Mas Riobaldo, que, entrado na velhice, continua a querer «decifrar as coisas que são importantes» (p. 134) – questionando a realidade do Mal e, sobretudo, de seu pacto com a serpente, para retomar um belo título de Mario Praz –, não terminará como Macbeth, mesmo se viver, sim, mil vezes sim!, é muito perigoso, segundo o refrão lancinante dessa imensa sinfonia que é Grande Sertão. Sinfonia que é urgente escutar de novo, e reler, como todo grande romance deve ser relido não uma ou duas vezes, mas várias vezes, e não apenas para saborear um pouco mais as sutilezas do texto ou compreender de que maneira o autor ocultou eruditamente o segredo de Diadorim ou como o homem se constitui, segundo reza o adágio, da soma de suas ações mas também de seus atos abortados, de acordo com a grande ideia que Henry James ilustrou genialmente em A fera na selva (4). Para além de tudo isso, será preciso reler Grande Sertão enquanto nos sobrar o alento desse «homem humano» (p. 623), tão efêmero quanto infinito.

Notas
* As citações de Grande Sertão: Veredas remetem à edição eletrônica do romance, disponível na internet, da Nova Aguillar (João Guimarães Rosa, Ficção completa em dois volumes, vol. II, 1994). A passagem da epígrafe está na página 599. O prefácio de Mario Vargas Llosa a que se referirá o autor da crítica é parte da edição francesa (Diadorim, éditions 10/18, coleção Domaine étranger, 1995, trad. de Maryvonne Lapouge-Pettorelli).

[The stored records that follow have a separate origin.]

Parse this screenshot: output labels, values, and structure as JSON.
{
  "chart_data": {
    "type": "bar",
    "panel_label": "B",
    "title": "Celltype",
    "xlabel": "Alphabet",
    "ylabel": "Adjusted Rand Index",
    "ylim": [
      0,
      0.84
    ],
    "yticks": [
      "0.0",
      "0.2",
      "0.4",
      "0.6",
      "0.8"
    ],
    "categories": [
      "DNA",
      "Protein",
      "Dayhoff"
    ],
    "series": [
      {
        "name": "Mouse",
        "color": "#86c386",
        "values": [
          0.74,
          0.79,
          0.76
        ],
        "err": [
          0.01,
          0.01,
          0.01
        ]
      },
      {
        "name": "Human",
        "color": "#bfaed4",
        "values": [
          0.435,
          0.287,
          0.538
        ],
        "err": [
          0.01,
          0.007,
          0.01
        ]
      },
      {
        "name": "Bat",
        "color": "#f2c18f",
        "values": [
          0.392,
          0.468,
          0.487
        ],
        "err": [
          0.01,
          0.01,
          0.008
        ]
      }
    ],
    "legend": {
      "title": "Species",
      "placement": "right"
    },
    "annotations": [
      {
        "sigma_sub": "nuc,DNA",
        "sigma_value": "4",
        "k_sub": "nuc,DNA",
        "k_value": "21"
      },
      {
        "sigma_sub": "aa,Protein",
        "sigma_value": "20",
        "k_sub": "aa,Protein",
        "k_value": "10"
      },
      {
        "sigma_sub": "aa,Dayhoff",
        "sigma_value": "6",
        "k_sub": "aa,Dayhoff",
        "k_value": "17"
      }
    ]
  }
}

Foi publicado em português na Folha de S.Paulo de 30/3/1991. [Nota do Tradutor].
(1) Alguns exemplos dessa dimensão milenarista: «que [neste mundo] não se pode ver a força carregando nas costas a justiça, e o alto poder existindo só para os braços da maior bondade» (p. 554). A vontade de poder de Riobaldo assume até acento messiânico, em que a recapitulação das coisas e dos seres tem valor simbólico de gesto noáquico, assim como de constituição do misterioso Resto evocado por certos textos proféticos do Antigo Testamento. Outra passagem no mínimo explícita: «Pois os próprios antigos não sabiam que um dia virá, quando a gente pode permanecer deitada em rede ou cama, e as enxadas saindo sozinhas para capinar roça, e as foices, para colherem por si, e o carro indo por sua lei buscar a colheita, e tudo, o que não é o homem, é sua, dele, obediência?» (p. 725).
(2) Intercalação que tenta colar à complexidade da vida, inclusive às simples mudanças de humor do narrador, cuja arte continua a aprender graças à qualidade da atenção do seu interlocutor: «A lembrança da vida da gente se guarda em trechos diversos, cada um com seu signo e sentimento, uns com os outros acho que nem não misturam. Contar seguido, alinhavado, só mesmo sendo as coisas de rasa importância. De cada vivimento que eu real tive, de alegria forte ou pesar, cada vez daquela hoje vejo que eu era como se fosse diferente pessoa. Sucedido desgovernado. Assim eu acho, assim é que eu conto» (p. 132). É verdade que Riobaldo não conta «uma vida de sertanejo, seja se for jagunço, mas a matéria vertente» (p. 134).
(3) «Olhe: Deus come escondido, e o diabo sai por toda parte lambendo o prato...» (p. 71) Ou ainda: «O que não é Deus, é estado do demônio. Deus existe mesmo quando não há. Mas o demônio não precisa de existir para haver – a gente sabendo que ele não existe, aí é que ele toma conta de tudo» (p. 77).
(4) Como grande admirador de Browning, notemos que James apenas retomou um motivo constantemente evocado desde The Statue and the Bust, que o romancista brasileiro ilustra a seu turno, como todo escritor a braços com a matéria histórica: «Mas foi nesse lugar, no tempo dito, que meus destinos foram fechados. Será que tem um ponto certo, dele a gente não podendo mais voltar para trás?» (p. 406).